Las autoridades organizaron una expedición. Encontraron restos del campamento y tres cámaras destruidas. En una, se veía una figura femenina inmóvil en medio del bosque. Cuando los rescatistas intentaron acercarse, las brújulas se detuvieron, las radios dejaron de funcionar y un olor metálico llenó el aire. Dos miembros del equipo enfermaron esa misma noche. Dijeron que soñaban con una mujer sin rostro llamándolos por su nombre. La búsqueda se canceló y el área fue cerrada.
Liam regresó a Inglaterra. Vive internado en una clínica psiquiátrica, dibujando círculos y símbolos que coinciden con los grabados hallados junto al pozo. No tolera los espejos. Duerme con las luces encendidas. Cuando llueve, se sienta frente a la ventana y murmura una frase en jemer: “Kom chol… kom chol.” Los traductores dicen que significa “no la despiertes”.
En Camboya, los aldeanos cuentan que la selva tiene su guardiana. Una mujer que protege los templos de los intrusos. Que castiga a quienes rompen su silencio. Cada año, durante la estación de lluvias, algunos dicen oír voces entre los árboles. Nadie responde. Nadie entra.

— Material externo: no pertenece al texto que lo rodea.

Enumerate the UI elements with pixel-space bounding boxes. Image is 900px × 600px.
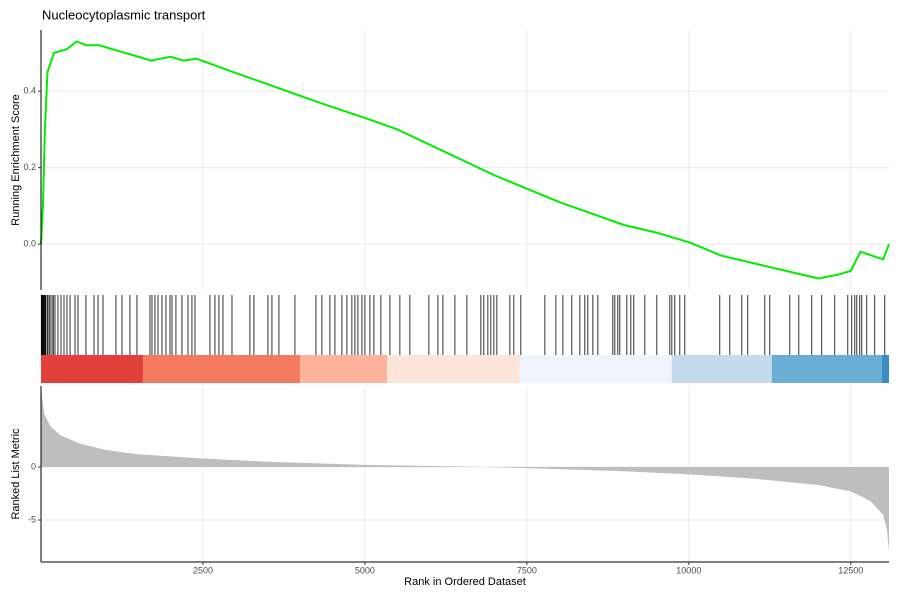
color-band — [386, 355, 520, 383]
color-band — [881, 355, 889, 383]
x-tick-label: 5000 — [355, 565, 375, 575]
x-tick-label: 7500 — [517, 565, 537, 575]
y-tick-label: 0.2 — [23, 162, 36, 172]
color-band — [300, 355, 387, 383]
color-band — [771, 355, 882, 383]
x-tick-label: 2500 — [193, 565, 213, 575]
metric-area — [41, 387, 889, 552]
color-band — [41, 355, 143, 383]
color-band — [142, 355, 301, 383]
enrichment-line — [40, 40, 890, 280]
y-tick-label: 0 — [31, 461, 36, 471]
x-tick-label: 12500 — [838, 565, 863, 575]
x-tick-label: 10000 — [676, 565, 701, 575]
y-tick-label: 0.0 — [23, 238, 36, 248]
x-axis-label: Rank in Ordered Dataset — [404, 576, 526, 588]
color-band — [671, 355, 772, 383]
y-tick-label: 0.4 — [23, 86, 36, 96]
color-band — [519, 355, 672, 383]
chart-title: Nucleocytoplasmic transport — [42, 7, 206, 22]
y-axis-label: Ranked List Metric — [10, 428, 22, 520]
y-tick-label: -5 — [28, 514, 36, 524]
y-axis-label: Running Enrichment Score — [10, 94, 22, 225]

Pero una imagen satelital reciente mostró una silueta humana cerca del área prohibida, mirando hacia arriba. En el cuello, algo que brillaba a la luz: una cámara. El mismo modelo que llevaba Liam Carter. La imagen, sin embargo, estaba fechada dos años antes de que él fuera encontrado.
Nadie volvió a intentar entrar en la selva de Preah Vihear. Nadie quiere saber qué hay debajo de aquel pozo.
Porque algunos secretos no se descubren: se despiertan.
Y cuando lo hacen, nunca vuelven a dormir.